Why is this function smooth?

Question

Let $f: \mathbb{R}^n\rightarrow \mathbb{R}$ be the following function, $$f(x)=\begin{cases} \operatorname{e}^{-\tfrac{1}{1-\|x\|^2}} & \text{if }\|x\|<1,\\\\ 0 & \text{otherwise}. \end{cases}$$ How can I show that $f$ is smooth?

Answer 1

Of course $x\longmapsto 1- \|x\|^2$ is smooth. By composition, it is enough to show that the real function defined by $h(t)=e^{-1/t}$ for $t>0$ and $h(0)=0$ for $t\leq 0$ is smooth.

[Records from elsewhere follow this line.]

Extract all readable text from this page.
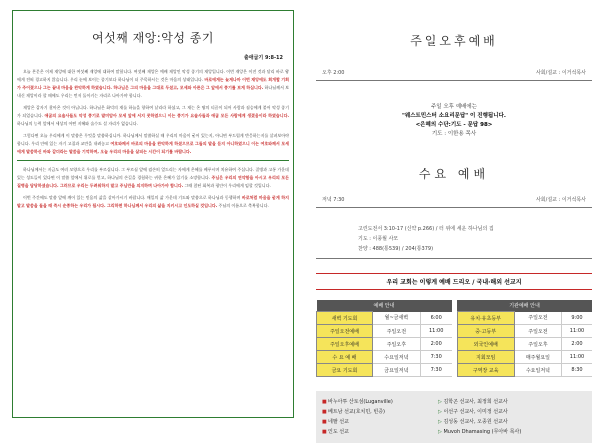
여섯째 재앙:악성 종기
출애굽기 9:8-12

오늘 본문은 이제 재앙에 대한 여섯째 재앙에 대하여 말합니다. 여섯째 재앙은 예배 재앙인 악성 종기의 재앙입니다. 이번 재앙은 이전 것과 달리 바로 왕에게 전혀 경고하지 않습니다. 우리 눈에 보이는 종기보다 하나님이 더 주목하시는 것은 마음의 상태입니다. 바로에게는 늦게나마 이번 재앙에도 회개할 기회가 주어졌으나 그는 끝내 마음을 완악하게 하였습니다. 하나님은 그의 마음을 그대로 두셨고, 모세와 아론은 그 앞에서 종기를 보게 하십니다. 하나님께서 보내신 재앙이라 할 때에도 우리는 먼저 돌이키는 자리로 나아가야 합니다.

재앙은 갑자기 찾아온 것이 아닙니다. 하나님은 화덕의 재를 하늘을 향하여 날리라 하셨고, 그 재는 온 땅의 티끌이 되어 사람과 짐승에게 붙어 악성 종기가 되었습니다. 애굽의 요술사들도 악성 종기로 말미암아 모세 앞에 서지 못하였으니 이는 종기가 요술사들과 애굽 모든 사람에게 생겼음이라 하였습니다. 하나님의 능력 앞에서 세상의 어떤 지혜와 술수도 설 자리가 없습니다.

그렇다면 오늘 우리에게 이 말씀은 무엇을 말씀하십니까. 하나님께서 말씀하실 때 우리의 마음이 굳어 있는지, 아니면 부드럽게 반응하는지를 살펴보아야 합니다. 우리 안에 있는 자기 고집과 교만을 내려놓고 여호와께서 바로의 마음을 완악하게 하셨으므로 그들의 말을 듣지 아니하였으니 이는 여호와께서 모세에게 말씀하신 바와 같더라는 말씀을 기억하며, 오늘 우리의 마음을 살피는 시간이 되기를 바랍니다.

하나님께서는 지금도 여러 모양으로 우리를 부르십니다. 그 부르심 앞에 겸손히 엎드리는 자에게 은혜를 베푸시며 치유하여 주십니다. 질병과 고통 가운데 있는 성도들이 있다면 이 말씀 앞에서 위로를 얻고, 하나님의 손길을 경험하는 귀한 은혜가 있기를 소망합니다. 주님은 우리의 연약함을 아시고 우리의 모든 질병을 담당하셨습니다. 그러므로 우리는 두려워하지 말고 주님만을 의지하며 나아가야 합니다. 그때 참된 회복과 평안이 우리에게 임할 것입니다.

이번 주간에도 말씀 앞에 깨어 있는 믿음의 삶을 살아가시기 바랍니다. 매일의 삶 가운데 기도와 말씀으로 하나님과 동행하며 바로처럼 마음을 굳게 하지 말고 말씀을 들을 때 즉시 순종하는 우리가 됩시다. 그리하면 하나님께서 우리의 삶을 지키시고 인도하실 것입니다. 주님의 이름으로 축복합니다.

주일오후예배
오후 2:00	사회/설교 : 이거석목사
주일 오후 예배에는
"웨스트민스터 소요리문답" 이 진행됩니다.
<은혜의 수단:기도 - 문답 98>
기도 : 이한용 목사
수요 예배
저녁 7:30	사회/설교 : 이거석목사
고린도전서 3:10-17 (신약 p.266) / 터 위에 세운 하나님의 집
기도 : 이풍월 사모
찬양 : 488(통539) / 204(통379)
우리 교회는 이렇게 예배 드리오 / 국내·해외 선교지
예배 안내		
새벽 기도회	월~금새벽	6:00
주일오전예배	주일오전	11:00
주일오후예배	주일오후	2:00
수 요 예 배	수요일저녁	7:30
금요 기도회	금요일저녁	7:30
기관예배 안내		
유치·유초등부	주일오전	9:00
중·고등부	주일오전	11:00
외국인예배	주일오후	2:00
지회모임	매주월요일	11:00
구역장 교육	수요일저녁	8:30
■ 바누아투 산토섬(Luganville)	▷ 김학곤 선교사, 최정희 선교사
■ 베트남 선교(호치민, 빈증)	▷ 이선구 선교사, 이미정 선교사
■ 네팔 선교	▷ 김성동 선교사, 오종원 선교사
■ 인도 선교	▷ Muvoh Dhamasing (무아바 목사)
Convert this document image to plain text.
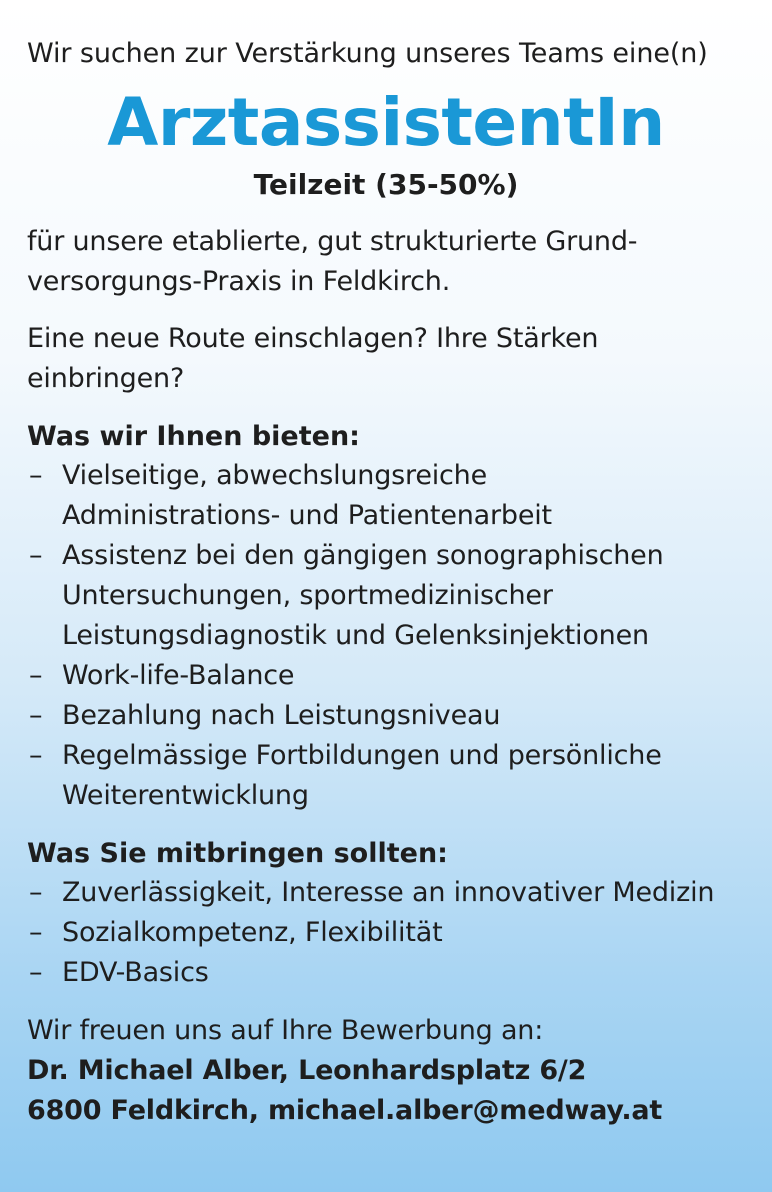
Wir suchen zur Verstärkung unseres Teams eine(n)
ArztassistentIn
Teilzeit (35-50%)
für unsere etablierte, gut strukturierte Grund-
versorgungs-Praxis in Feldkirch.
Eine neue Route einschlagen? Ihre Stärken
einbringen?
Was wir Ihnen bieten:
– Vielseitige, abwechslungsreiche
Administrations- und Patientenarbeit
– Assistenz bei den gängigen sonographischen
Untersuchungen, sportmedizinischer
Leistungsdiagnostik und Gelenksinjektionen
– Work-life-Balance
– Bezahlung nach Leistungsniveau
– Regelmässige Fortbildungen und persönliche
Weiterentwicklung
Was Sie mitbringen sollten:
– Zuverlässigkeit, Interesse an innovativer Medizin
– Sozialkompetenz, Flexibilität
– EDV-Basics
Wir freuen uns auf Ihre Bewerbung an:
Dr. Michael Alber, Leonhardsplatz 6/2
6800 Feldkirch, michael.alber@medway.at
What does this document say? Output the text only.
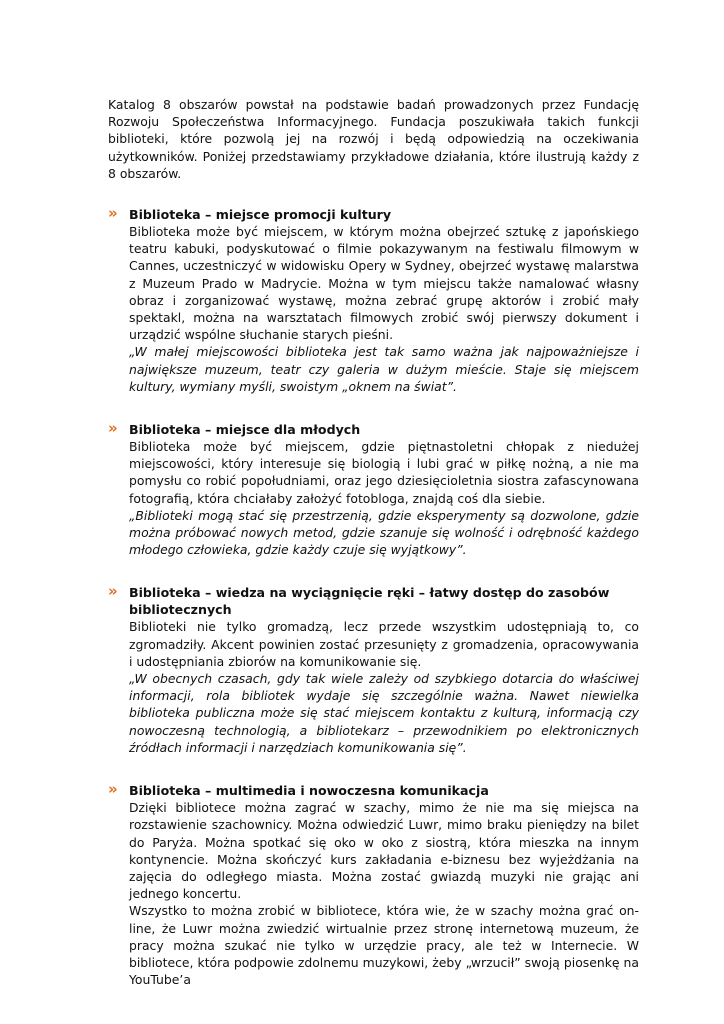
Katalog 8 obszarów powstał na podstawie badań prowadzonych przez Fundację Rozwoju Społeczeństwa Informacyjnego. Fundacja poszukiwała takich funkcji biblioteki, które pozwolą jej na rozwój i będą odpowiedzią na oczekiwania użytkowników. Poniżej przedstawiamy przykładowe działania, które ilustrują każdy z 8 obszarów.

» Biblioteka – miejsce promocji kultury

Biblioteka może być miejscem, w którym można obejrzeć sztukę z japońskiego teatru kabuki, podyskutować o filmie pokazywanym na festiwalu filmowym w Cannes, uczestniczyć w widowisku Opery w Sydney, obejrzeć wystawę malarstwa z Muzeum Prado w Madrycie. Można w tym miejscu także namalować własny obraz i zorganizować wystawę, można zebrać grupę aktorów i zrobić mały spektakl, można na warsztatach filmowych zrobić swój pierwszy dokument i urządzić wspólne słuchanie starych pieśni.

„W małej miejscowości biblioteka jest tak samo ważna jak najpoważniejsze i największe muzeum, teatr czy galeria w dużym mieście. Staje się miejscem kultury, wymiany myśli, swoistym „oknem na świat”.

» Biblioteka – miejsce dla młodych

Biblioteka może być miejscem, gdzie piętnastoletni chłopak z niedużej miejscowości, który interesuje się biologią i lubi grać w piłkę nożną, a nie ma pomysłu co robić popołudniami, oraz jego dziesięcioletnia siostra zafascynowana fotografią, która chciałaby założyć fotobloga, znajdą coś dla siebie.

„Biblioteki mogą stać się przestrzenią, gdzie eksperymenty są dozwolone, gdzie można próbować nowych metod, gdzie szanuje się wolność i odrębność każdego młodego człowieka, gdzie każdy czuje się wyjątkowy”.

» Biblioteka – wiedza na wyciągnięcie ręki – łatwy dostęp do zasobów bibliotecznych

Biblioteki nie tylko gromadzą, lecz przede wszystkim udostępniają to, co zgromadziły. Akcent powinien zostać przesunięty z gromadzenia, opracowywania i udostępniania zbiorów na komunikowanie się.

„W obecnych czasach, gdy tak wiele zależy od szybkiego dotarcia do właściwej informacji, rola bibliotek wydaje się szczególnie ważna. Nawet niewielka biblioteka publiczna może się stać miejscem kontaktu z kulturą, informacją czy nowoczesną technologią, a bibliotekarz – przewodnikiem po elektronicznych źródłach informacji i narzędziach komunikowania się”.

» Biblioteka – multimedia i nowoczesna komunikacja

Dzięki bibliotece można zagrać w szachy, mimo że nie ma się miejsca na rozstawienie szachownicy. Można odwiedzić Luwr, mimo braku pieniędzy na bilet do Paryża. Można spotkać się oko w oko z siostrą, która mieszka na innym kontynencie. Można skończyć kurs zakładania e-biznesu bez wyjeżdżania na zajęcia do odległego miasta. Można zostać gwiazdą muzyki nie grając ani jednego koncertu.

Wszystko to można zrobić w bibliotece, która wie, że w szachy można grać on-line, że Luwr można zwiedzić wirtualnie przez stronę internetową muzeum, że pracy można szukać nie tylko w urzędzie pracy, ale też w Internecie. W bibliotece, która podpowie zdolnemu muzykowi, żeby „wrzucił” swoją piosenkę na YouTube’a
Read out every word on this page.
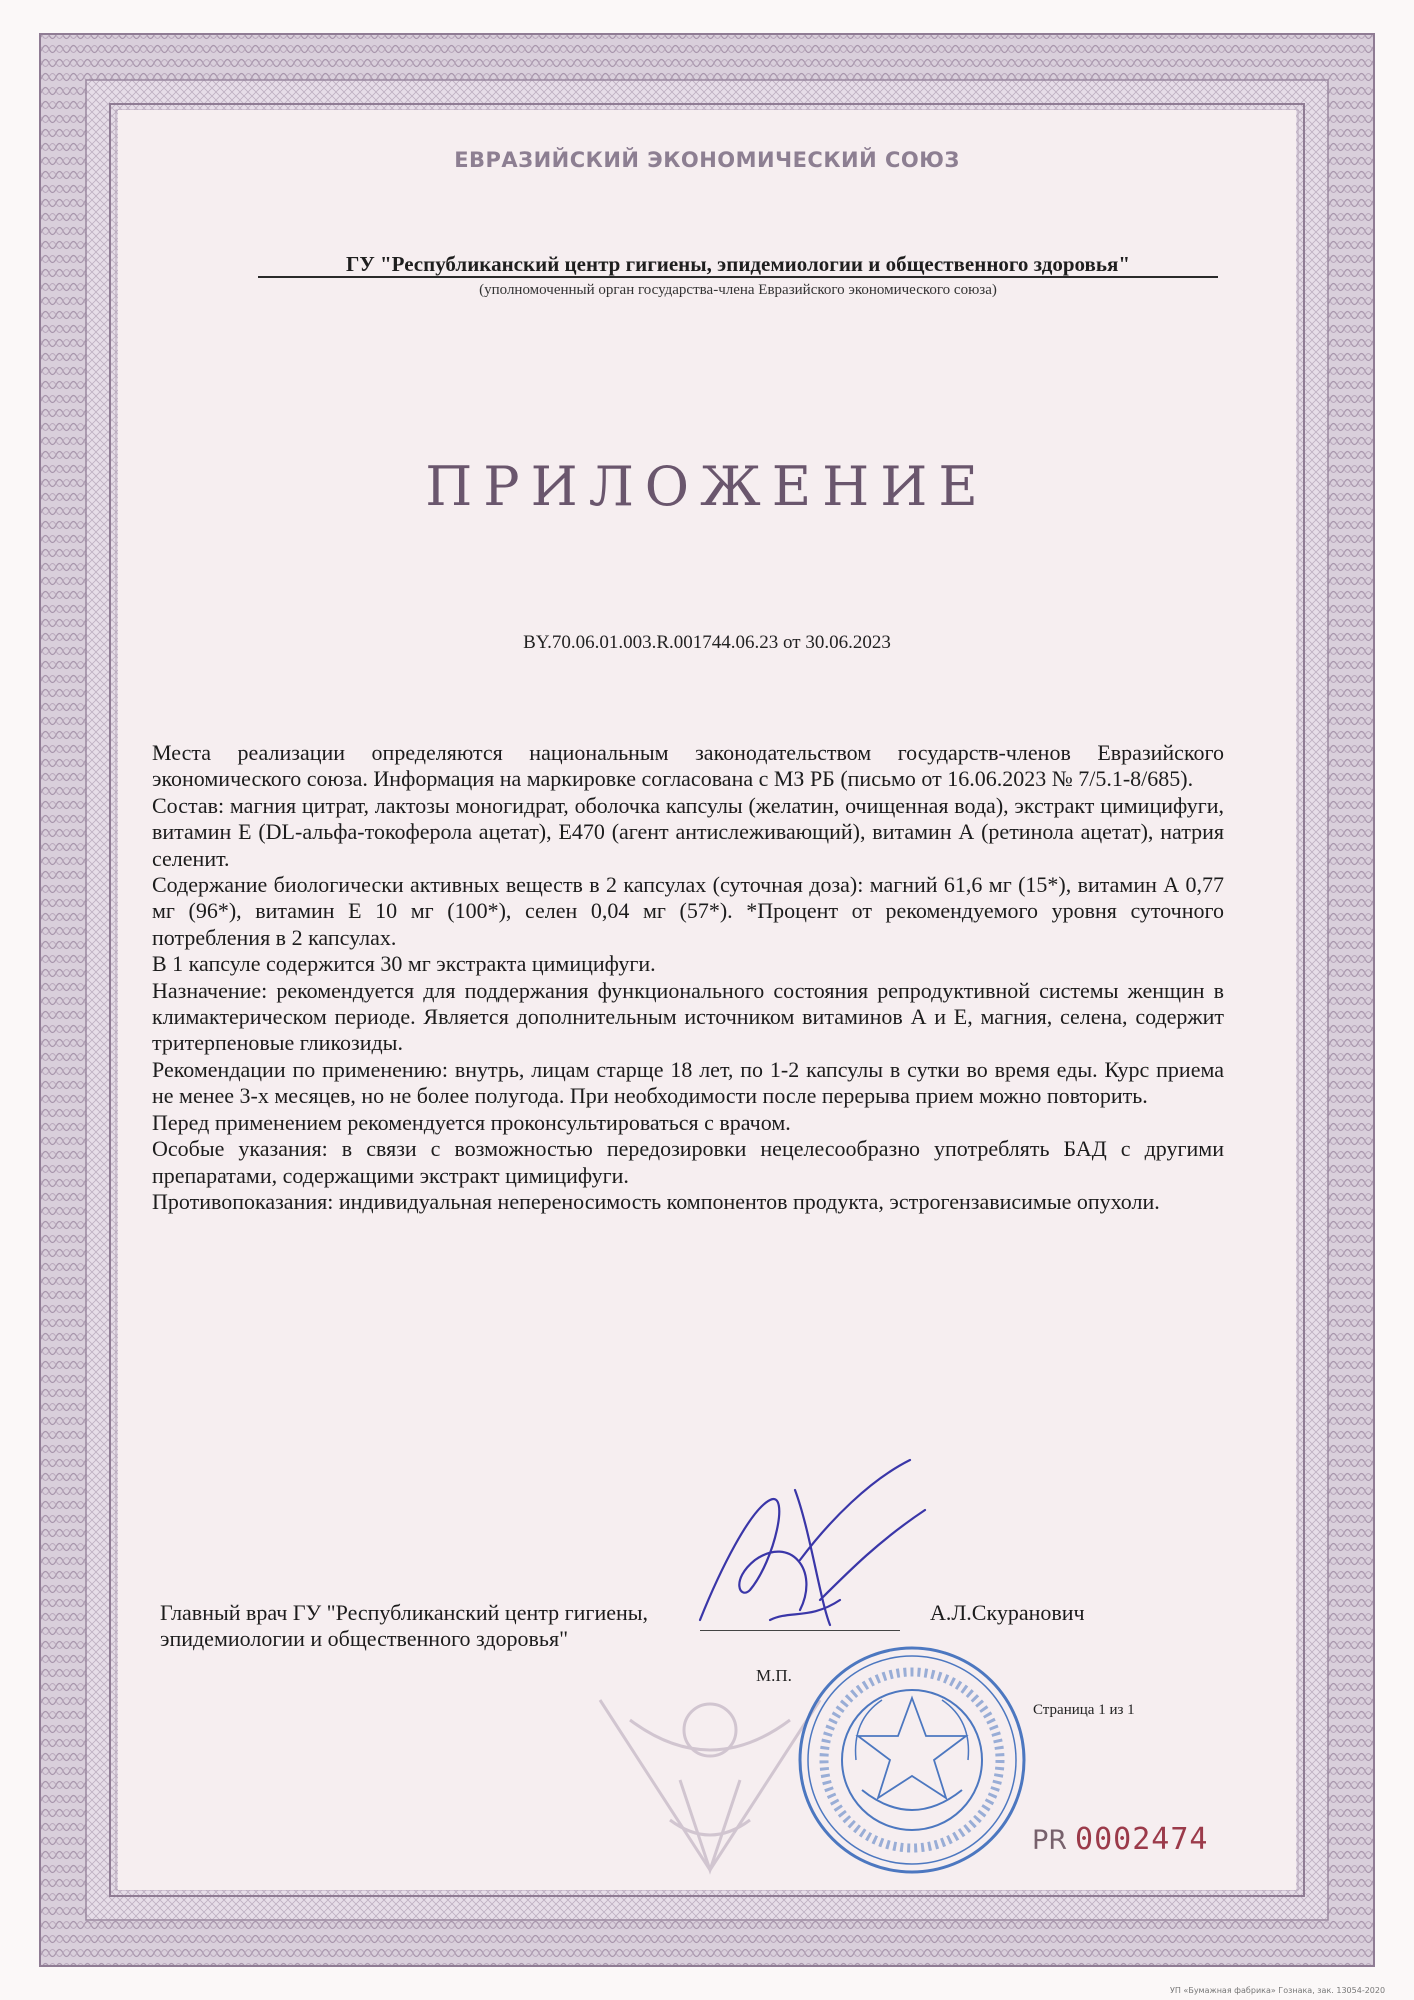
ЕВРАЗИЙСКИЙ ЭКОНОМИЧЕСКИЙ СОЮЗ
ГУ "Республиканский центр гигиены, эпидемиологии и общественного здоровья"
(уполномоченный орган государства-члена Евразийского экономического союза)
ПРИЛОЖЕНИЕ
BY.70.06.01.003.R.001744.06.23 от 30.06.2023

Места реализации определяются национальным законодательством государств-членов Евразийского экономического союза. Информация на маркировке согласована с МЗ РБ (письмо от 16.06.2023 № 7/5.1-8/685).

Состав: магния цитрат, лактозы моногидрат, оболочка капсулы (желатин, очищенная вода), экстракт цимицифуги, витамин Е (DL-альфа-токоферола ацетат), Е470 (агент антислеживающий), витамин А (ретинола ацетат), натрия селенит.

Содержание биологически активных веществ в 2 капсулах (суточная доза): магний 61,6 мг (15*), витамин А 0,77 мг (96*), витамин Е 10 мг (100*), селен 0,04 мг (57*). *Процент от рекомендуемого уровня суточного потребления в 2 капсулах.

В 1 капсуле содержится 30 мг экстракта цимицифуги.

Назначение: рекомендуется для поддержания функционального состояния репродуктивной системы женщин в климактерическом периоде. Является дополнительным источником витаминов А и Е, магния, селена, содержит тритерпеновые гликозиды.

Рекомендации по применению: внутрь, лицам старще 18 лет, по 1-2 капсулы в сутки во время еды. Курс приема не менее 3-х месяцев, но не более полугода. При необходимости после перерыва прием можно повторить.

Перед применением рекомендуется проконсультироваться с врачом.

Особые указания: в связи с возможностью передозировки нецелесообразно употреблять БАД с другими препаратами, содержащими экстракт цимицифуги.

Противопоказания: индивидуальная непереносимость компонентов продукта, эстрогензависимые опухоли.

Главный врач ГУ "Республиканский центр гигиены, эпидемиологии и общественного здоровья"
А.Л.Скуранович
М.П.
Страница 1 из 1
PR 0002474
УП «Бумажная фабрика» Гознака, зак. 13054-2020
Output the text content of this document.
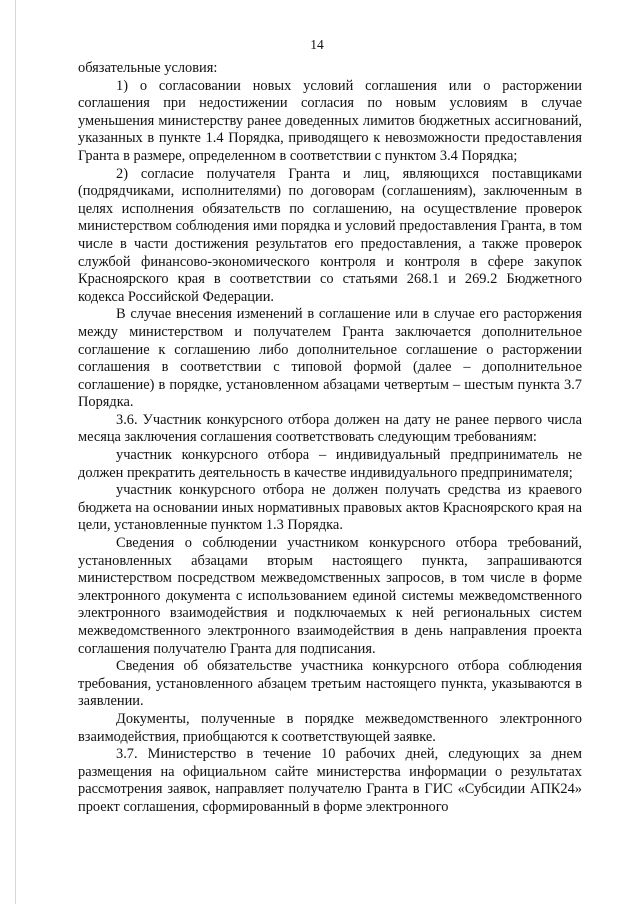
14

обязательные условия:

1) о согласовании новых условий соглашения или о расторжении соглашения при недостижении согласия по новым условиям в случае уменьшения министерству ранее доведенных лимитов бюджетных ассигнований, указанных в пункте 1.4 Порядка, приводящего к невозможности предоставления Гранта в размере, определенном в соответствии с пунктом 3.4 Порядка;

2) согласие получателя Гранта и лиц, являющихся поставщиками (подрядчиками, исполнителями) по договорам (соглашениям), заключенным в целях исполнения обязательств по соглашению, на осуществление проверок министерством соблюдения ими порядка и условий предоставления Гранта, в том числе в части достижения результатов его предоставления, а также проверок службой финансово-экономического контроля и контроля в сфере закупок Красноярского края в соответствии со статьями 268.1 и 269.2 Бюджетного кодекса Российской Федерации.

В случае внесения изменений в соглашение или в случае его расторжения между министерством и получателем Гранта заключается дополнительное соглашение к соглашению либо дополнительное соглашение о расторжении соглашения в соответствии с типовой формой (далее – дополнительное соглашение) в порядке, установленном абзацами четвертым – шестым пункта 3.7 Порядка.

3.6. Участник конкурсного отбора должен на дату не ранее первого числа месяца заключения соглашения соответствовать следующим требованиям:

участник конкурсного отбора – индивидуальный предприниматель не должен прекратить деятельность в качестве индивидуального предпринимателя;

участник конкурсного отбора не должен получать средства из краевого бюджета на основании иных нормативных правовых актов Красноярского края на цели, установленные пунктом 1.3 Порядка.

Сведения о соблюдении участником конкурсного отбора требований, установленных абзацами вторым настоящего пункта, запрашиваются министерством посредством межведомственных запросов, в том числе в форме электронного документа с использованием единой системы межведомственного электронного взаимодействия и подключаемых к ней региональных систем межведомственного электронного взаимодействия в день направления проекта соглашения получателю Гранта для подписания.

Сведения об обязательстве участника конкурсного отбора соблюдения требования, установленного абзацем третьим настоящего пункта, указываются в заявлении.

Документы, полученные в порядке межведомственного электронного взаимодействия, приобщаются к соответствующей заявке.

3.7. Министерство в течение 10 рабочих дней, следующих за днем размещения на официальном сайте министерства информации о результатах рассмотрения заявок, направляет получателю Гранта в ГИС «Субсидии АПК24» проект соглашения, сформированный в форме электронного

The only problem is at $0$. Prove by induction that for every $t>0$ $$ h^{(n)}(t)=\frac{p_n(t)}{t^{2n}}e^{-1/t} $$ with $p_n$ a polynomial. It follows that for every $n\geq 0$ $$ \lim_{t\rightarrow 0^+}h^{(n)}(t)=0. $$ So $h$ is infinitely many times differentiable at $0$, with $h^{(n)}(0)=0$ for every $n\geq 0$.

Note: the composition is $f(x)=h(1-\|x\|^2)$.

Answer 2

Define $g:\mathbb{R}^{\ge0}\mapsto\mathbb{R}$ by $$ g(t)=\left\{\begin{array}{} e^{\frac1{1-t^2}}&\text{for }0\le t\lt1\\ 0&\text{for }t\ge1 \end{array}\right. $$

At all points other than $t=1$, the function is a composition of smooth functions. So we only need to show that all the derivatives are $0$ when $t=1$.

For $t\ge1$, $g$ is identically $0$, so there is no problem there.

For $0\le t\lt1$, induction gives us $\frac{\mathrm{d}^n}{\mathrm{d}t^n}g(t)=R_n(t)g(t)$ for some rational function $R_n$. Since $\lim\limits_{x\to\infty}P(x)e^{-x}=0$ for any polynomial $P$, we have that $\lim\limits_{t\to1^-}R_n(x)g(x)=0$.

Since all derivatives tend to $0$ as $t\to1$, the mean value theorem says that all the derivatives of $g(t)$ at $t=1$ are $0$.

Since $x\mapsto|x|$ is smooth away from $0$, we have that $$ f(x)=g(|x|)=e^{\frac1{1-|x|^2}} $$ is smooth away from $0$. Near $0$, $f$ is the composition of smooth functions. Thus, $f$ is smooth over all of $\mathbb{R}^n$.